Фото Reuters
Александр Гельман, писатель, драматург
Первое, что надо сказать, – сослагательная логика лжива: тогда, 20 лет назад, не могло быть иначе, чем было. Слишком многое и слишком многие должны были быть другими, чтобы случилось по-другому. Лично для меня одного лишь активного участия на стороне Хасбулатова такого отъявленного юдофоба, как генерал Макашов, было более чем достаточно, чтобы принять сторону президента Ельцина. Я считал тогда и считаю сегодня: такая позиция была меньшим из двух зол. Конечно, и меньшее зло оказалось достаточно большим, но я уверен – если бы к власти тогда пришли Хасбулатов, Руцкой и Мокашов, положение страны сегодня было бы еще хуже, чем есть.
Андрей Дементьев, поэт
В момент публикации «Письма 42-х» я находился на Северном Кавказе, в городе Ессентуки, и физически не мог его подписать. Открыв номер газеты «Известия», я с удивлением увидел свою подпись, а также подпись Булата Окуджавы, который, кстати, тоже не принимал в этом участия. Мне позвонил главный редактор журнала «Континент» Владимир Максимов, который жил в то время в Париже. Он тоже видел письмо и был в недоумении. Потом я позвонил в Москву ныне покойному первому секретарю СПМ Владимиру Савельеву и выразил возмущение, что подпись поставлена без моего ведома и согласия. Позднее в тех же «Известиях» Владимир Максимов опубликовал заметку-опровержение по поводу моей подписи.
Татьяна Кузовлева, поэт
Шаги к демократии нам даются нелегко и небыстро. Но они ощутимы благодаря данному им в октябре 1993 года шансу. Этот шанс оплачен дорогой ценой. Будь он упущенным, мы бы, учитывая нараставшее тогда с каждым днем непримиримое противостояние в обществе, могли реально скатиться в мясорубку гражданской войны. Остановили ее на самом краю. Поэтому под «Письмом 42-х» я бы и сейчас поставила свою подпись. Со скорбью низко склоняю голову перед всеми жертвами тех дней.
Мариэтта Чудакова, член Европейской академии, профессор Литературного института
Сначала нужно понять – были ли другие выходы?
В сентябре 1993 года у Ельцина выбора не было – Россия больше не могла позволить себе двоевластие.
Зато у депутатов – был.

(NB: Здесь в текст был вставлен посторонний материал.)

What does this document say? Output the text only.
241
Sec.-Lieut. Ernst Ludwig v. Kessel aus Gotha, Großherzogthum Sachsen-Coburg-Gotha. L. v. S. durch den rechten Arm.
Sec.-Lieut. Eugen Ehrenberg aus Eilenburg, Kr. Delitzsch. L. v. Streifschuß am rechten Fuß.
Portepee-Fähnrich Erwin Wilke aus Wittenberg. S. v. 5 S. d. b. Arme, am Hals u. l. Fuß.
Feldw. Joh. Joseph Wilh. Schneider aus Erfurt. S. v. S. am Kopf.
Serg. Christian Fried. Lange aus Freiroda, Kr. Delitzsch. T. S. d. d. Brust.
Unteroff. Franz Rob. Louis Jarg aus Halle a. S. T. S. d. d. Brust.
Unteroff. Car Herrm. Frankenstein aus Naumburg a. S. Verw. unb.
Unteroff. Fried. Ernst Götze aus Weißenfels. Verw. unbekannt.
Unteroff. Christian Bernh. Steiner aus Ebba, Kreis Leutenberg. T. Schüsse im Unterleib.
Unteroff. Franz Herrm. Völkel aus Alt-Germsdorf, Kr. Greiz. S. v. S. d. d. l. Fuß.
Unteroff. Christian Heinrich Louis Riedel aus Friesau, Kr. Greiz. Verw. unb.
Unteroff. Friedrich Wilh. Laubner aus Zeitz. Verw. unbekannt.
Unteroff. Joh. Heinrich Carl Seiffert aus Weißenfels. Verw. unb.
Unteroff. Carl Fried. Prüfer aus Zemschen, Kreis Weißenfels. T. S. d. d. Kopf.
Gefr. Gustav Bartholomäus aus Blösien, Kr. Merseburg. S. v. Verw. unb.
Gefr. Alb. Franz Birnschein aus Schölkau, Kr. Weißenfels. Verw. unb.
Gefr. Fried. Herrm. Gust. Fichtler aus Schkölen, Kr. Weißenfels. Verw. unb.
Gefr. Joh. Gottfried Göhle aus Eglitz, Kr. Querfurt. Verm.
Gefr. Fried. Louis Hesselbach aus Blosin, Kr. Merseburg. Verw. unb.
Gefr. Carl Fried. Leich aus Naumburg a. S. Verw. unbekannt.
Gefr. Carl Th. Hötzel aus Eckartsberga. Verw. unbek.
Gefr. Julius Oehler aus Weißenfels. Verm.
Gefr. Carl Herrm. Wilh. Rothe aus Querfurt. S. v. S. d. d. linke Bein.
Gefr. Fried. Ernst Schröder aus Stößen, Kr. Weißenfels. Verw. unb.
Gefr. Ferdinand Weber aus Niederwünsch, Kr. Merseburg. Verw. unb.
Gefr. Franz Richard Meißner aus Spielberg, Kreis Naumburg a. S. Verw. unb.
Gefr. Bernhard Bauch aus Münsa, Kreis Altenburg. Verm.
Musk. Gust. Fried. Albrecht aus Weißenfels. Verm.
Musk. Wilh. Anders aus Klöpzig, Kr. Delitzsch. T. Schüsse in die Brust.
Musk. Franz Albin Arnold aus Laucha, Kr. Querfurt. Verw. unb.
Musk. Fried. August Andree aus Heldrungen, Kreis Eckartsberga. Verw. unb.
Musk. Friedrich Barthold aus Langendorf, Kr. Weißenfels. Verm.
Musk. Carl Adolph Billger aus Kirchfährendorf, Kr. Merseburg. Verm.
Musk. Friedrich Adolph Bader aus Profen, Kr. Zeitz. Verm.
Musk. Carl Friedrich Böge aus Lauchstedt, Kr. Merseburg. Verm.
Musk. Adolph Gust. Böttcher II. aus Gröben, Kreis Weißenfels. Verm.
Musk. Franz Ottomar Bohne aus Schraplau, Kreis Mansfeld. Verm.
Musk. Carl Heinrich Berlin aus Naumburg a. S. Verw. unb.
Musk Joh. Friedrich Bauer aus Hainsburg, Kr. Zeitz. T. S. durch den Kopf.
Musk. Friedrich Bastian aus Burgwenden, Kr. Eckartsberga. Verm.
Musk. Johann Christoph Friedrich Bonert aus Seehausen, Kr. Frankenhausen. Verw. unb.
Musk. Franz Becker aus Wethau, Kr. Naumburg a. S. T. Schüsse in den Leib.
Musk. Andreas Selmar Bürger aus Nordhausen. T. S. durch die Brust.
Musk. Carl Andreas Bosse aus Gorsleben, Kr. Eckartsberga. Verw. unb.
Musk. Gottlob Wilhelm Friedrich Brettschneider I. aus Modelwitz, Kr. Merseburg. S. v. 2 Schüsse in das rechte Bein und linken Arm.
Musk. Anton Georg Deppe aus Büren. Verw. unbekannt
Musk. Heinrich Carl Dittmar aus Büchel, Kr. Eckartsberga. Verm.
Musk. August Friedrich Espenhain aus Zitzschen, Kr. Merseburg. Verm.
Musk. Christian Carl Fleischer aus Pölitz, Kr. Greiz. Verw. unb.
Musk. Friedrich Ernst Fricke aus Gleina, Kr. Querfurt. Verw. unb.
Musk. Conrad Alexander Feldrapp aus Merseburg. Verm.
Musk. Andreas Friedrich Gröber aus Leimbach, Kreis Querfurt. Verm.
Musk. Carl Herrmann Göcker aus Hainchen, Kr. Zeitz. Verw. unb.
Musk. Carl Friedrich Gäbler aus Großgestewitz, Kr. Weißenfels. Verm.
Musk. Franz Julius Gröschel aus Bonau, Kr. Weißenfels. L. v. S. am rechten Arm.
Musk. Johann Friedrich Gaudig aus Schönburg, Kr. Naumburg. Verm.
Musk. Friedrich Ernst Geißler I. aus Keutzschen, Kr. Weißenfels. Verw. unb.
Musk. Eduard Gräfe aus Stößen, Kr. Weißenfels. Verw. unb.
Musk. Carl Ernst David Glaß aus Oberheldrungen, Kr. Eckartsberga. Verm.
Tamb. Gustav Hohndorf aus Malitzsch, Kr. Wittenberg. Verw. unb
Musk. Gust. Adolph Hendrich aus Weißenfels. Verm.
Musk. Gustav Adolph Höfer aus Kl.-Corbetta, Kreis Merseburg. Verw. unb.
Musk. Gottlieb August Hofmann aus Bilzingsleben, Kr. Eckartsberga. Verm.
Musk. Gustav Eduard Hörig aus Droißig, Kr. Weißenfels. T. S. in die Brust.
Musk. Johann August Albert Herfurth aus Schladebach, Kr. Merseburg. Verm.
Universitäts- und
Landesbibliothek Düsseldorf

Они могли объявить, что не согласны с указом о своем роспуске, но ради мира в стране подчиняются, идут на новые выборы…
Тем более не было иного выхода 3–4 октября. Любой президент любой страны обязан подавлять вооруженный мятеж в столице всеми имеющимися в его распоряжении средствами.
Средств оказалось немного: милиции в Москве в ту ночь не существовало. Я вышла полпервого ночи из метро «Савеловская» и шла одна на Российское ТВ через дворы типографии «Правды». Не встретила ни одного милиционера. Когда после выступления меня везли на машине через всю Москву – то же самое.
Поддержать президента и предотвратить гражданскую войну согласилась только армия. Таковы факты. Лично я сдавать Москву пьяному Макашову и Руцкому, кричавшему с телеэкрана: «Летчики! Подымайте машины, бомбите Кремль!» – не намеревалась.
Каждый последующий день президентства Ельцина укреплял в России демократию: цемент схватывается долго. Именно поэтому сейчас не так-то легко, оказывается, ее разрушить.